Buna göre yerel gerçekliklerin yabancı "yüksek ideallerle" uzlaştırılmasının zorlaştığı post-modern dünyada, büyük genellemelere uymayan "sapmaları" dikkate alan yeni bağdaştırmaların yapılması gereklidir.
Bu açıdan bakıldığında on sekizinci yüzyıldan beri gündemimizde olan "Batı modeli"nin tabu olmaktan çıkarılarak tartışılması anlamlıdır.
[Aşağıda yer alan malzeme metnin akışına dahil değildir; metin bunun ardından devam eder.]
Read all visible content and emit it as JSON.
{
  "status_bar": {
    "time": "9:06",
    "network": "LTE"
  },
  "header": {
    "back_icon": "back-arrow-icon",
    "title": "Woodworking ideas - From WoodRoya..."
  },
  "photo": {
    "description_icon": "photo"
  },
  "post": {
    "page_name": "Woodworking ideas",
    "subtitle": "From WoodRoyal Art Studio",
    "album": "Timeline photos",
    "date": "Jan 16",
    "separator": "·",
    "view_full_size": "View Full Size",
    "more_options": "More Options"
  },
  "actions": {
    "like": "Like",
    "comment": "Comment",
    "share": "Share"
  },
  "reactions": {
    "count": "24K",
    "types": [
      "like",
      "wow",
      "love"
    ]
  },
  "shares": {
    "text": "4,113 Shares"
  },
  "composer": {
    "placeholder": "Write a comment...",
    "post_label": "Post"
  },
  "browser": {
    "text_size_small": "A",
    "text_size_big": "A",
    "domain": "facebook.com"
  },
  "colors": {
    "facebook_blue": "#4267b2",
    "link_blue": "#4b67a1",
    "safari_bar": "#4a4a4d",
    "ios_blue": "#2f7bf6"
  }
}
Konu üzerine Yeni Osmanlılardan beri geliştirilmiş önemli bir düşünsel sermayenin varlığı bu alandaki girişimleri kolaylaştıracaktır.
Bu yapıldığında "Batı modeli"ne getirilen eleştirilerin ve bu alanda tüm dünyada görülen "sapma"ların, "dersine iyi çalışmayan yaramaz çocuklar"ın haylazlıklarından değil "yapısal" nedenlerden kaynaklandığı ve toplumsal gerçeklikler ve değerlerle daha uyumlu bağdaştırmaları hedeflediği görülecektir.
Bu tartışmanın başlatılması Türkiye'nin içine kapanması, "AB başvurusunu geri çekerek Doğu'ya yönelmesi" ya da Mahathir bin Muhammed'in "Asya değerleri"ne benzer kavramsallaştırmalar üretmesi anlamına gelmez.
Mishra'nın altını çizdiği gibi konuya "Doğu-Batı" benzeri mega kutuplaşmalara saplanmadan yaklaşmak gereklidir. İki yüz yıldır "Batı modeli"ni fetişleştiren, seçkinlerinin bir bölümünün onu kutsadığı bir toplumda bunun kolay olmayacağı ortadadır.
En önemli tarihî örneklerinden birisi olduğumuz bu konuyu tartışmaya açmak bu alanda atılabilecek anlamlı bir ilk adım olabilir.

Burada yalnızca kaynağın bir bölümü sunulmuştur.